One argument proponents of this legislation give for passage of this amendment is that the Supreme Court decisions of 1962 and 1963 caused the country and the public schools to slide into moral decay. Drug abuse, crime and juvenile delinquency, among other evils, are the direct results of removing prayer from schools. That's absurd. Did all of our religious institutions collapse when the Court restated what the law had been for nearly two centuries?

These State-sponsored religious activities are improper because, for many Americans, communication with one's god is a very personal experience and one that should not be trivialized into a disciplinary action, such as quieting a classroom or creating a serious tone or giving a rote prayer. A child's own religious beliefs would never be protected if his own beliefs were contrary to that of the norm in the community.

In addition, no one knows whether the religious exercise would be limited to prayer as a result of this amendment. School authorities might soon decide that prayer is meaningless without further religious instruction. They would be correct. But religious instruction and indoctrination is not the business of the government of a free people.

There is an ancillary problem that was raised in the House when we looked carefully at a similar proposal in 1964, and that was whether the advocates of the amendment wanted to create a right in each American to attend a school where religious prayer was a part of it, or did they merely want to remove the Federal constitutional prohibition, because the State of California, and a good many other States, have specific prohibitions against such conduct. And it seemed at the conclusion of our hearings that they were uncertain about that, but it is something that should be addressed if one is serious in going on with the proposal, the impact on States and their right to prohibit such conduct.

I thank you for listening to me.

Mr.

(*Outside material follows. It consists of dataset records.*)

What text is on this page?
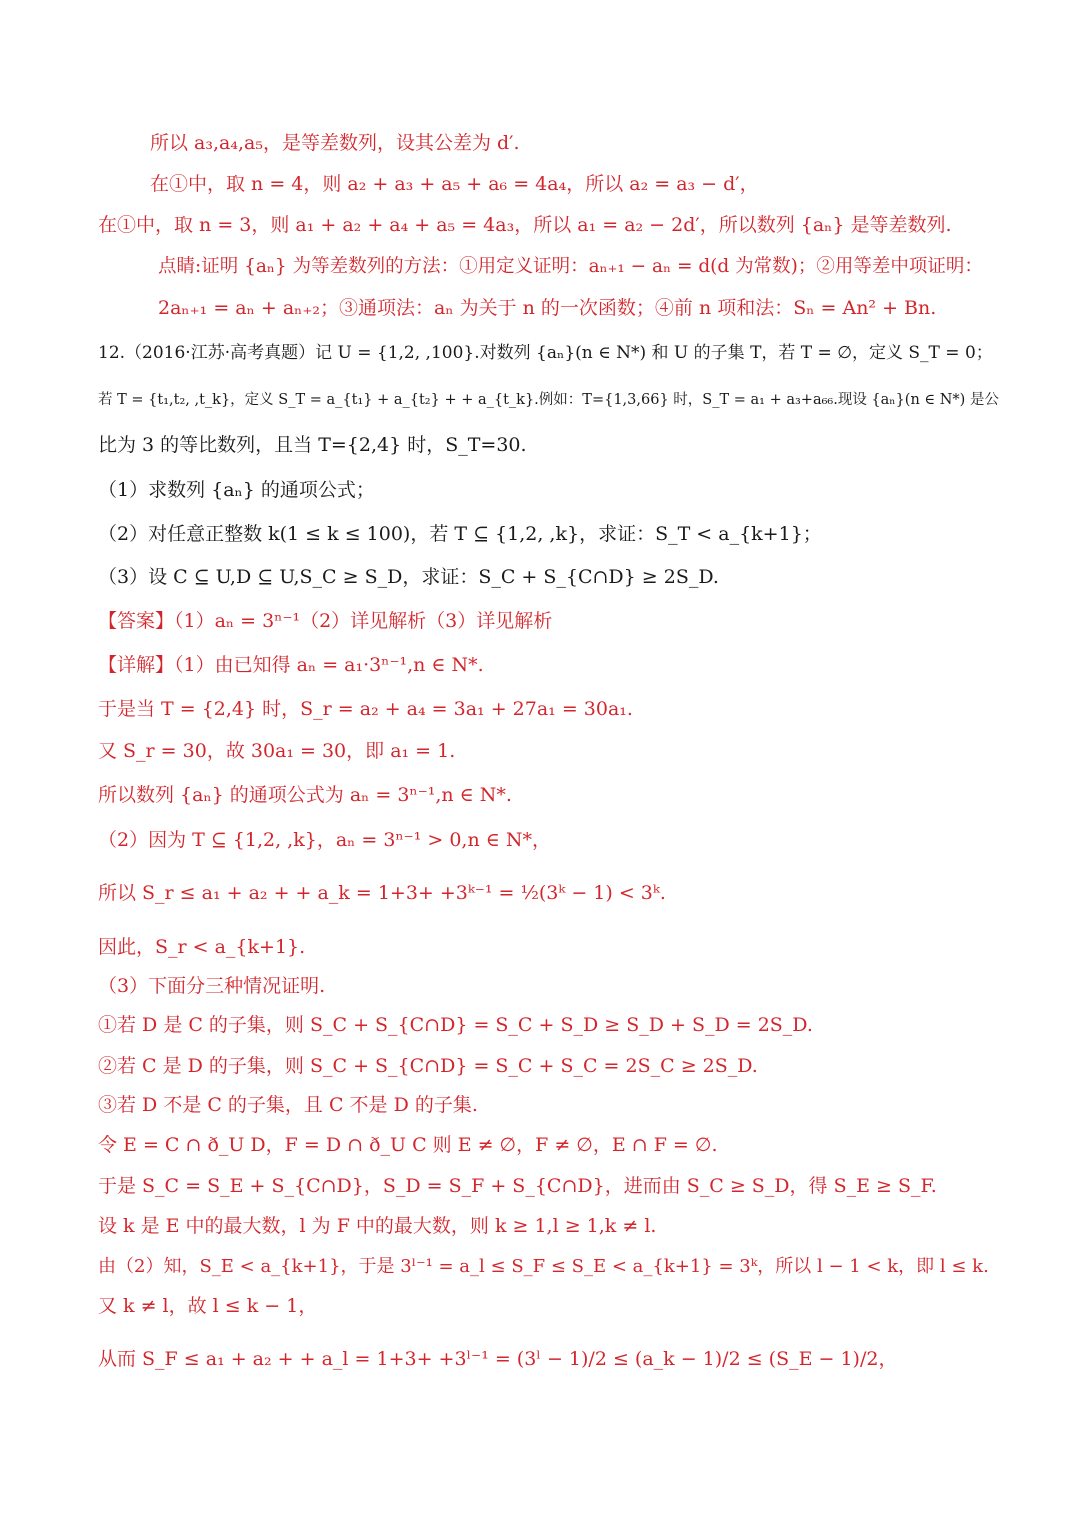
所以 a₃,a₄,a₅，是等差数列，设其公差为 d′.
在①中，取 n = 4，则 a₂ + a₃ + a₅ + a₆ = 4a₄，所以 a₂ = a₃ − d′，
在①中，取 n = 3，则 a₁ + a₂ + a₄ + a₅ = 4a₃，所以 a₁ = a₂ − 2d′，所以数列 {aₙ} 是等差数列.
点睛:证明 {aₙ} 为等差数列的方法：①用定义证明：aₙ₊₁ − aₙ = d(d 为常数)；②用等差中项证明：
2aₙ₊₁ = aₙ + aₙ₊₂；③通项法：aₙ 为关于 n 的一次函数；④前 n 项和法：Sₙ = An² + Bn.
12.（2016·江苏·高考真题）记 U = {1,2, ,100}.对数列 {aₙ}(n ∈ N*) 和 U 的子集 T，若 T = ∅，定义 S_T = 0；
若 T = {t₁,t₂, ,t_k}，定义 S_T = a_{t₁} + a_{t₂} + + a_{t_k}.例如：T={1,3,66} 时，S_T = a₁ + a₃+a₆₆.现设 {aₙ}(n ∈ N*) 是公
比为 3 的等比数列，且当 T={2,4} 时，S_T=30.
（1）求数列 {aₙ} 的通项公式；
（2）对任意正整数 k(1 ≤ k ≤ 100)，若 T ⊆ {1,2, ,k}，求证：S_T < a_{k+1}；
（3）设 C ⊆ U,D ⊆ U,S_C ≥ S_D，求证：S_C + S_{C∩D} ≥ 2S_D.
【答案】（1）aₙ = 3ⁿ⁻¹（2）详见解析（3）详见解析
【详解】（1）由已知得 aₙ = a₁·3ⁿ⁻¹,n ∈ N*.
于是当 T = {2,4} 时，S_r = a₂ + a₄ = 3a₁ + 27a₁ = 30a₁.
又 S_r = 30，故 30a₁ = 30，即 a₁ = 1.
所以数列 {aₙ} 的通项公式为 aₙ = 3ⁿ⁻¹,n ∈ N*.
（2）因为 T ⊆ {1,2, ,k}，aₙ = 3ⁿ⁻¹ > 0,n ∈ N*，
所以 S_r ≤ a₁ + a₂ + + a_k = 1+3+ +3ᵏ⁻¹ = ½(3ᵏ − 1) < 3ᵏ.
因此，S_r < a_{k+1}.
（3）下面分三种情况证明.
①若 D 是 C 的子集，则 S_C + S_{C∩D} = S_C + S_D ≥ S_D + S_D = 2S_D.
②若 C 是 D 的子集，则 S_C + S_{C∩D} = S_C + S_C = 2S_C ≥ 2S_D.
③若 D 不是 C 的子集，且 C 不是 D 的子集.
令 E = C ∩ ð_U D，F = D ∩ ð_U C 则 E ≠ ∅，F ≠ ∅，E ∩ F = ∅.
于是 S_C = S_E + S_{C∩D}，S_D = S_F + S_{C∩D}，进而由 S_C ≥ S_D，得 S_E ≥ S_F.
设 k 是 E 中的最大数，l 为 F 中的最大数，则 k ≥ 1,l ≥ 1,k ≠ l.
由（2）知，S_E < a_{k+1}，于是 3ˡ⁻¹ = a_l ≤ S_F ≤ S_E < a_{k+1} = 3ᵏ，所以 l − 1 < k，即 l ≤ k.
又 k ≠ l，故 l ≤ k − 1，
从而 S_F ≤ a₁ + a₂ + + a_l = 1+3+ +3ˡ⁻¹ = (3ˡ − 1)/2 ≤ (a_k − 1)/2 ≤ (S_E − 1)/2，
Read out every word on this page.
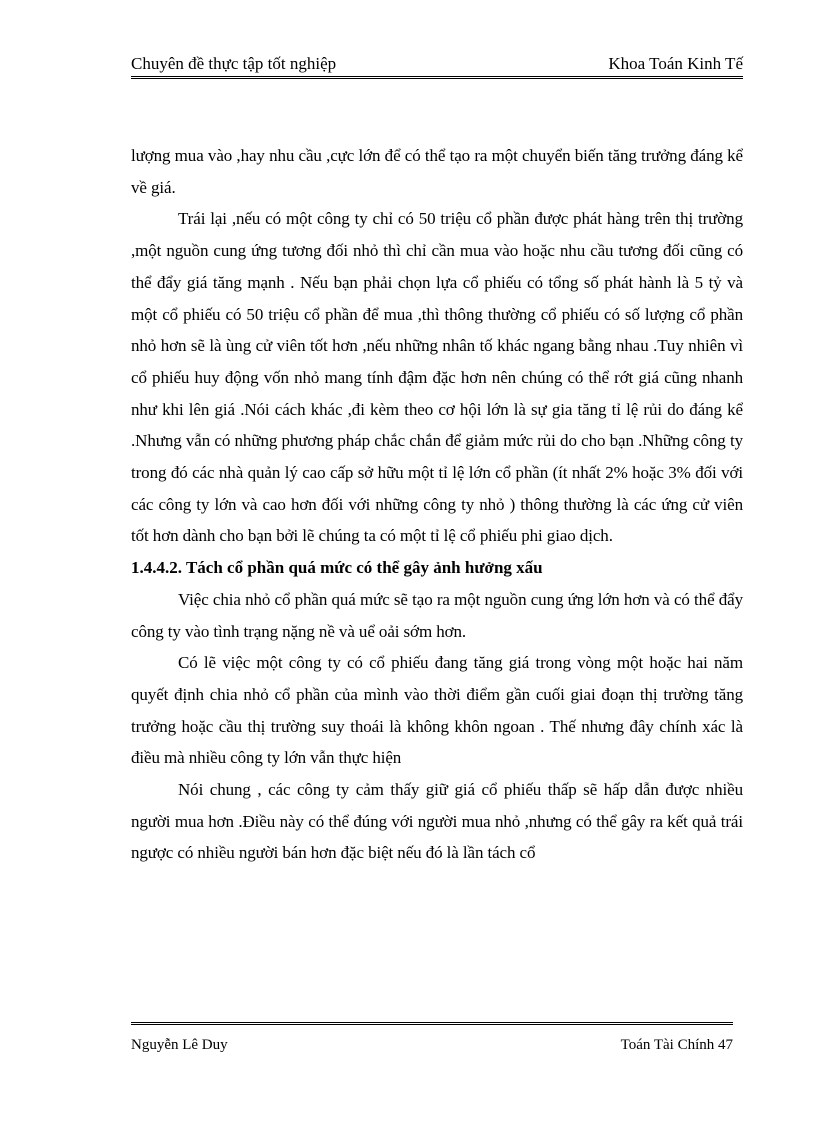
Chuyên đề thực tập tốt nghiệp	Khoa Toán Kinh Tế

lượng mua vào ,hay nhu cầu ,cực lớn để có thể tạo ra một chuyển biến tăng trưởng đáng kể về giá.

Trái lại ,nếu có một công ty chỉ có 50 triệu cổ phần được phát hàng trên thị trường ,một nguồn cung ứng tương đối nhỏ thì chỉ cần mua vào hoặc nhu cầu tương đối cũng có thể đẩy giá tăng mạnh . Nếu bạn phải chọn lựa cổ phiếu có tổng số phát hành là 5 tỷ và một cổ phiếu có 50 triệu cổ phần để mua ,thì thông thường cổ phiếu có số lượng cổ phần nhỏ hơn sẽ là ùng cử viên tốt hơn ,nếu những nhân tố khác ngang bằng nhau .Tuy nhiên vì cổ phiếu huy động vốn nhỏ mang tính đậm đặc hơn nên chúng có thể rớt giá cũng nhanh như khi lên giá .Nói cách khác ,đi kèm theo cơ hội lớn là sự gia tăng tỉ lệ rủi do đáng kể .Nhưng vẫn có những phương pháp chắc chắn để giảm mức rủi do cho bạn .Những công ty trong đó các nhà quản lý cao cấp sở hữu một tỉ lệ lớn cổ phần (ít nhất 2% hoặc 3% đối với các công ty lớn và cao hơn đối với những công ty nhỏ ) thông thường là các ứng cử viên tốt hơn dành cho bạn bởi lẽ chúng ta có một tỉ lệ cổ phiếu phi giao dịch.

1.4.4.2. Tách cổ phần quá mức có thể gây ảnh hưởng xấu

Việc chia nhỏ cổ phần quá mức sẽ tạo ra một nguồn cung ứng lớn hơn và có thể đẩy công ty vào tình trạng nặng nề và uể oải sớm hơn.

Có lẽ việc một công ty có cổ phiếu đang tăng giá trong vòng một hoặc hai năm quyết định chia nhỏ cổ phần của mình vào thời điểm gần cuối giai đoạn thị trường tăng trưởng hoặc cầu thị trường suy thoái là không khôn ngoan . Thế nhưng đây chính xác là điều mà nhiều công ty lớn vẫn thực hiện

Nói chung , các công ty cảm thấy giữ giá cổ phiếu thấp sẽ hấp dẫn được nhiều người mua hơn .Điều này có thể đúng với người mua nhỏ ,nhưng có thể gây ra kết quả trái ngược có nhiều người bán hơn đặc biệt nếu đó là lần tách cổ

Nguyễn Lê Duy	Toán Tài Chính 47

McClellan Thank you, Mr. Corman. Mr. Bushnell?

Mr. BUSHNELL. Chief Counsel, my name is George E. Bushnell, Jr. I am an attorney in private practice in Detroit, Mich., and a ruling elder of the United Presbyterian Church in the United States of America. I appear today at the request of William P. Thompson, stated clerk of the general assembly of that church, to represent the opposition of the general assembly to the proposed constitutional amendment to authorize prayer in public schools. This is a matter of fundamental importance to Presbyterians, and Mr. Thompson would have been with you were his presence not required in Ottawa, where he is an official delegate at the general council of the World Alliance of Reformed Churches.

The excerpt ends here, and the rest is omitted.